About 3 months ago we noticed on our core routers that routing was going down for a minute or two then coming back by its self, Happens about once a week where OSPF and BGP on this core router would drop and then come back. A real problem when its one of your core routers.
So we did the norm of taking RIF’s and sending them thru to MT at the start of July
Over two month’s later MT came back with:
Routing crashed on the router. Most likely it happens due to interface status change on which OSPF is running. We are trying to fix this problem. Do you have any more details on how to repeat the problem?
Which is nice to know, shame it took 2 months for a response. We decided to do a clean netinstall of the router a week later after MT said that might help. Problem still happens each week under different loading and route table size etc. Our last advice from MT was in the middle of September and since then 3 e-mails have gotten no response apart from “We’re at MUM”
So question is, Is anyone else here seeing routing issues in ROS 4.x like this? and MT can you please respond (Ticket 2010090766000034)
To amend what I said in that post, we’ve now seen issues in various 4.x versions as well. As far as we can tell, (echoing the response you posted) an OSPF state change occurs somewhere in the network, and this causes various other routers to crash their routing, but this is an educated guess.
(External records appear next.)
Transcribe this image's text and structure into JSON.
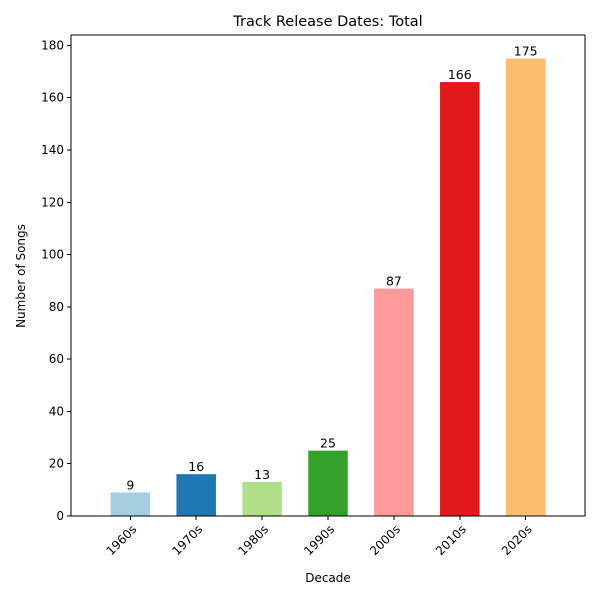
{
  "chart_data": {
    "type": "bar",
    "title": "Track Release Dates: Total",
    "xlabel": "Decade",
    "ylabel": "Number of Songs",
    "categories": [
      "1960s",
      "1970s",
      "1980s",
      "1990s",
      "2000s",
      "2010s",
      "2020s"
    ],
    "values": [
      9,
      16,
      13,
      25,
      87,
      166,
      175
    ],
    "colors": [
      "#a6cee3",
      "#1f78b4",
      "#b2df8a",
      "#33a02c",
      "#fb9a99",
      "#e31a1c",
      "#fdbf6f"
    ],
    "ylim": [
      0,
      184
    ],
    "yticks": [
      0,
      20,
      40,
      60,
      80,
      100,
      120,
      140,
      160,
      180
    ],
    "grid": false,
    "legend": "none",
    "x_tick_rotation_deg": 45
  }
}
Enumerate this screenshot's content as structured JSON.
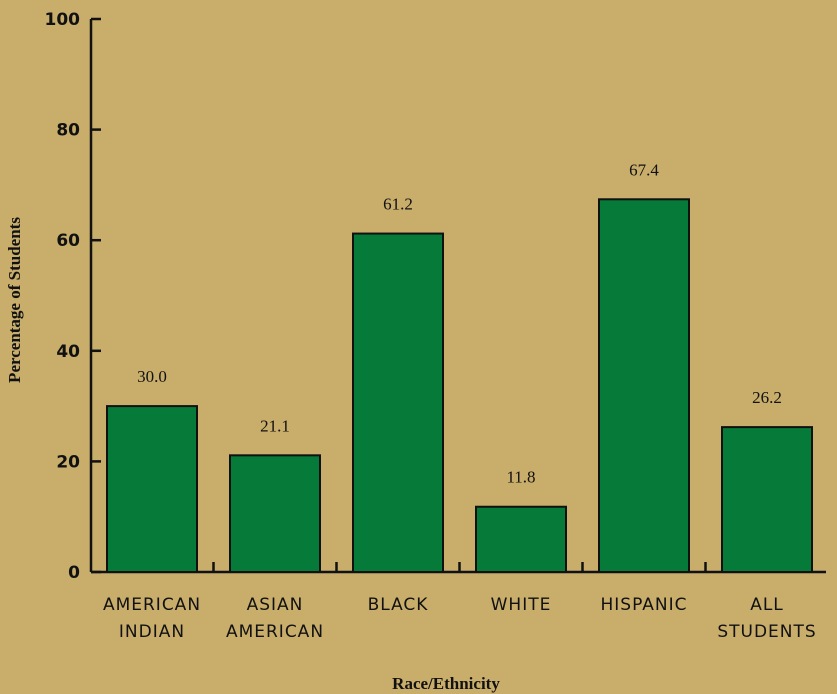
{
  "chart_data": {
    "type": "bar",
    "categories": [
      [
        "AMERICAN",
        "INDIAN"
      ],
      [
        "ASIAN",
        "AMERICAN"
      ],
      [
        "BLACK"
      ],
      [
        "WHITE"
      ],
      [
        "HISPANIC"
      ],
      [
        "ALL",
        "STUDENTS"
      ]
    ],
    "values": [
      30.0,
      21.1,
      61.2,
      11.8,
      67.4,
      26.2
    ],
    "value_labels": [
      "30.0",
      "21.1",
      "61.2",
      "11.8",
      "67.4",
      "26.2"
    ],
    "xlabel": "Race/Ethnicity",
    "ylabel": "Percentage of Students",
    "ylim": [
      0,
      100
    ],
    "yticks": [
      "0",
      "20",
      "40",
      "60",
      "80",
      "100"
    ],
    "grid": false,
    "colors": {
      "bar": "#067a38",
      "background": "#c8ad6b",
      "axis": "#111111"
    }
  }
}
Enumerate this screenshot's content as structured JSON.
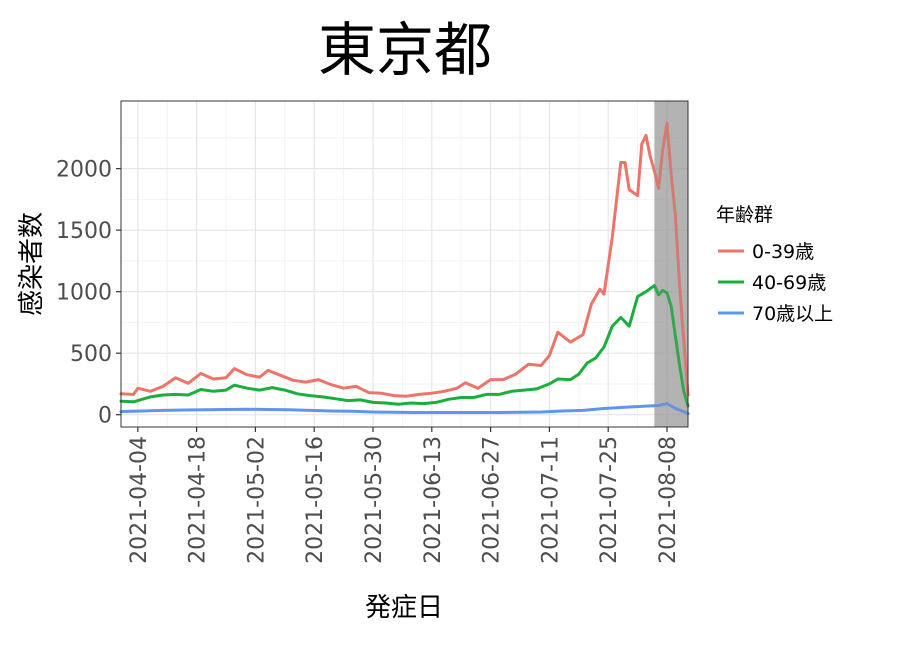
{
  "chart_data": {
    "type": "line",
    "title": "東京都",
    "xlabel": "発症日",
    "ylabel": "感染者数",
    "legend_title": "年齢群",
    "legend_position": "right",
    "grid": true,
    "x_range": [
      "2021-03-31",
      "2021-08-13"
    ],
    "ylim": [
      -100,
      2550
    ],
    "x_ticks": [
      "2021-04-04",
      "2021-04-18",
      "2021-05-02",
      "2021-05-16",
      "2021-05-30",
      "2021-06-13",
      "2021-06-27",
      "2021-07-11",
      "2021-07-25",
      "2021-08-08"
    ],
    "y_ticks": [
      0,
      500,
      1000,
      1500,
      2000
    ],
    "y_tick_labels": [
      "0",
      "500",
      "1000",
      "1500",
      "2000"
    ],
    "shaded_range": [
      "2021-08-05",
      "2021-08-13"
    ],
    "series": [
      {
        "name": "0-39歳",
        "color": "#ed7469",
        "points": [
          [
            "2021-03-31",
            170
          ],
          [
            "2021-04-03",
            165
          ],
          [
            "2021-04-04",
            215
          ],
          [
            "2021-04-07",
            190
          ],
          [
            "2021-04-10",
            230
          ],
          [
            "2021-04-13",
            300
          ],
          [
            "2021-04-16",
            255
          ],
          [
            "2021-04-19",
            335
          ],
          [
            "2021-04-22",
            290
          ],
          [
            "2021-04-25",
            300
          ],
          [
            "2021-04-27",
            375
          ],
          [
            "2021-04-30",
            325
          ],
          [
            "2021-05-03",
            305
          ],
          [
            "2021-05-05",
            360
          ],
          [
            "2021-05-08",
            320
          ],
          [
            "2021-05-11",
            280
          ],
          [
            "2021-05-14",
            265
          ],
          [
            "2021-05-17",
            285
          ],
          [
            "2021-05-20",
            245
          ],
          [
            "2021-05-23",
            215
          ],
          [
            "2021-05-26",
            230
          ],
          [
            "2021-05-29",
            180
          ],
          [
            "2021-06-01",
            175
          ],
          [
            "2021-06-04",
            155
          ],
          [
            "2021-06-07",
            150
          ],
          [
            "2021-06-10",
            165
          ],
          [
            "2021-06-13",
            175
          ],
          [
            "2021-06-16",
            190
          ],
          [
            "2021-06-19",
            215
          ],
          [
            "2021-06-21",
            260
          ],
          [
            "2021-06-24",
            215
          ],
          [
            "2021-06-27",
            285
          ],
          [
            "2021-06-30",
            285
          ],
          [
            "2021-07-03",
            330
          ],
          [
            "2021-07-06",
            410
          ],
          [
            "2021-07-09",
            400
          ],
          [
            "2021-07-11",
            480
          ],
          [
            "2021-07-13",
            670
          ],
          [
            "2021-07-16",
            590
          ],
          [
            "2021-07-19",
            650
          ],
          [
            "2021-07-21",
            900
          ],
          [
            "2021-07-23",
            1020
          ],
          [
            "2021-07-24",
            980
          ],
          [
            "2021-07-26",
            1450
          ],
          [
            "2021-07-28",
            2050
          ],
          [
            "2021-07-29",
            2050
          ],
          [
            "2021-07-30",
            1830
          ],
          [
            "2021-08-01",
            1780
          ],
          [
            "2021-08-02",
            2200
          ],
          [
            "2021-08-03",
            2270
          ],
          [
            "2021-08-04",
            2100
          ],
          [
            "2021-08-05",
            1980
          ],
          [
            "2021-08-06",
            1840
          ],
          [
            "2021-08-07",
            2160
          ],
          [
            "2021-08-08",
            2370
          ],
          [
            "2021-08-09",
            1950
          ],
          [
            "2021-08-10",
            1620
          ],
          [
            "2021-08-11",
            1050
          ],
          [
            "2021-08-12",
            600
          ],
          [
            "2021-08-13",
            160
          ]
        ]
      },
      {
        "name": "40-69歳",
        "color": "#1aaf3a",
        "points": [
          [
            "2021-03-31",
            110
          ],
          [
            "2021-04-03",
            105
          ],
          [
            "2021-04-07",
            145
          ],
          [
            "2021-04-10",
            160
          ],
          [
            "2021-04-13",
            165
          ],
          [
            "2021-04-16",
            160
          ],
          [
            "2021-04-19",
            205
          ],
          [
            "2021-04-22",
            190
          ],
          [
            "2021-04-25",
            200
          ],
          [
            "2021-04-27",
            240
          ],
          [
            "2021-04-30",
            215
          ],
          [
            "2021-05-03",
            200
          ],
          [
            "2021-05-06",
            220
          ],
          [
            "2021-05-09",
            200
          ],
          [
            "2021-05-12",
            170
          ],
          [
            "2021-05-15",
            155
          ],
          [
            "2021-05-18",
            145
          ],
          [
            "2021-05-21",
            130
          ],
          [
            "2021-05-24",
            115
          ],
          [
            "2021-05-27",
            120
          ],
          [
            "2021-05-30",
            100
          ],
          [
            "2021-06-02",
            95
          ],
          [
            "2021-06-05",
            85
          ],
          [
            "2021-06-08",
            95
          ],
          [
            "2021-06-11",
            90
          ],
          [
            "2021-06-14",
            100
          ],
          [
            "2021-06-17",
            125
          ],
          [
            "2021-06-20",
            140
          ],
          [
            "2021-06-23",
            140
          ],
          [
            "2021-06-26",
            165
          ],
          [
            "2021-06-29",
            165
          ],
          [
            "2021-07-02",
            190
          ],
          [
            "2021-07-05",
            200
          ],
          [
            "2021-07-08",
            210
          ],
          [
            "2021-07-11",
            250
          ],
          [
            "2021-07-13",
            290
          ],
          [
            "2021-07-16",
            285
          ],
          [
            "2021-07-18",
            330
          ],
          [
            "2021-07-20",
            420
          ],
          [
            "2021-07-22",
            460
          ],
          [
            "2021-07-24",
            550
          ],
          [
            "2021-07-26",
            720
          ],
          [
            "2021-07-28",
            790
          ],
          [
            "2021-07-30",
            720
          ],
          [
            "2021-08-01",
            960
          ],
          [
            "2021-08-03",
            1000
          ],
          [
            "2021-08-05",
            1050
          ],
          [
            "2021-08-06",
            975
          ],
          [
            "2021-08-07",
            1010
          ],
          [
            "2021-08-08",
            990
          ],
          [
            "2021-08-09",
            880
          ],
          [
            "2021-08-10",
            640
          ],
          [
            "2021-08-11",
            400
          ],
          [
            "2021-08-12",
            190
          ],
          [
            "2021-08-13",
            70
          ]
        ]
      },
      {
        "name": "70歳以上",
        "color": "#5f95ee",
        "points": [
          [
            "2021-03-31",
            25
          ],
          [
            "2021-04-05",
            30
          ],
          [
            "2021-04-10",
            35
          ],
          [
            "2021-04-15",
            38
          ],
          [
            "2021-04-20",
            40
          ],
          [
            "2021-04-25",
            42
          ],
          [
            "2021-04-30",
            45
          ],
          [
            "2021-05-05",
            42
          ],
          [
            "2021-05-10",
            40
          ],
          [
            "2021-05-15",
            35
          ],
          [
            "2021-05-20",
            30
          ],
          [
            "2021-05-25",
            28
          ],
          [
            "2021-05-30",
            22
          ],
          [
            "2021-06-04",
            20
          ],
          [
            "2021-06-09",
            18
          ],
          [
            "2021-06-14",
            18
          ],
          [
            "2021-06-19",
            18
          ],
          [
            "2021-06-24",
            18
          ],
          [
            "2021-06-29",
            18
          ],
          [
            "2021-07-04",
            20
          ],
          [
            "2021-07-09",
            22
          ],
          [
            "2021-07-14",
            30
          ],
          [
            "2021-07-19",
            35
          ],
          [
            "2021-07-24",
            50
          ],
          [
            "2021-07-29",
            60
          ],
          [
            "2021-08-03",
            70
          ],
          [
            "2021-08-06",
            75
          ],
          [
            "2021-08-08",
            90
          ],
          [
            "2021-08-10",
            50
          ],
          [
            "2021-08-12",
            25
          ],
          [
            "2021-08-13",
            10
          ]
        ]
      }
    ]
  }
}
Furthermore, I suspect its rapid OSPF state changes in succession that trigger it. Perhaps if OSPF is still performing an SPF calculation and gets a new one to perform, or the underlying database changes while the SPF calculation is in progress.
We’re currently working around it by using the ping watchdog timer to watch an address that won’t be reachable if routing crashes.
We’ve noticed however that sometimes routing will recover on its own after a minute or two (especially in the later betas), and sometimes generating a supout will make it recover; but it doesn’t always have a consistent routing table after this happens. (observable by traceroutes going a different direction than IP route says they should).
As mentioned in my other post, we’re using OSPF and BGP, with both ipv4 and ipv6, and we were also starting to deploy MPLS, so its been rather difficult trying to track down the issue. We’ve backed out of MPLS for now, but we are still seeing the issue.
We’ve sent various supouts, and received similar responses. I’m hoping the supouts contain crashdumps or similar to help mikrotik’s programmers find the problem and fix it.
I just found in my email a response from Mikrotik (I should have finished going through my email before posting; I’ve been off for a couple days), that they’ve been able to reproduce what we’ve been seeing, and it should hopefully be fixed in 5.0rc2 (or possibly the version after that).
i had that problem too. One of our PoPs had an electrical power and the power inverter was not sending 110v to the power supply. Then we have a quick interface flapping over and over, and ospf crashed!
with 5.01 and r5.02 the problem is worse because the router reboots almost every day, and caused a lot of interface RX drops , i had to disable it. But the support people where very kind and is working on fix that problems with OSPF.
We’ve seen a slow down in the crash’s since moving from tested cat5e to tested cat6 but the fact remains that a link state change shouldnt cause a crash of core routing
An electrician is working to fix the power issue. It couldn’t be the Ethernet cable. I use cat6e direct burial. When I disable ospf totally and use routing I have no issues. I tried putting the ospf setting router dead interval to 120 seconds and that didnt make a difference. 4 hours ago there no packet loss and ospf went off then back on. (Down then full). Anything you want me to try.
Burried cat6? Was it tested and are the 2 ends of the link on the same mains supply? I’ve seen Ethernet drop and blow ports when it was strung between 2 different grounding circuits as it can induce a voltage on the ground line
The cable is 100 ft long. I replaced the full cable 2 times. I tested, no errors. One end is a 50 tower and the other end is in the building. both connected to earth ground. Well the building wiring I am just trusting that the electrician did the wiring ok. Right now I have ospf running on 2 mikrotiks. The routes are all static. Even when there is no errors on ethernet ospf goes to down then back to full. I am running netwatch pinging every 1 second to test the ethernet connectivity and I get no errors. What settings will make ospf not to goto the down state?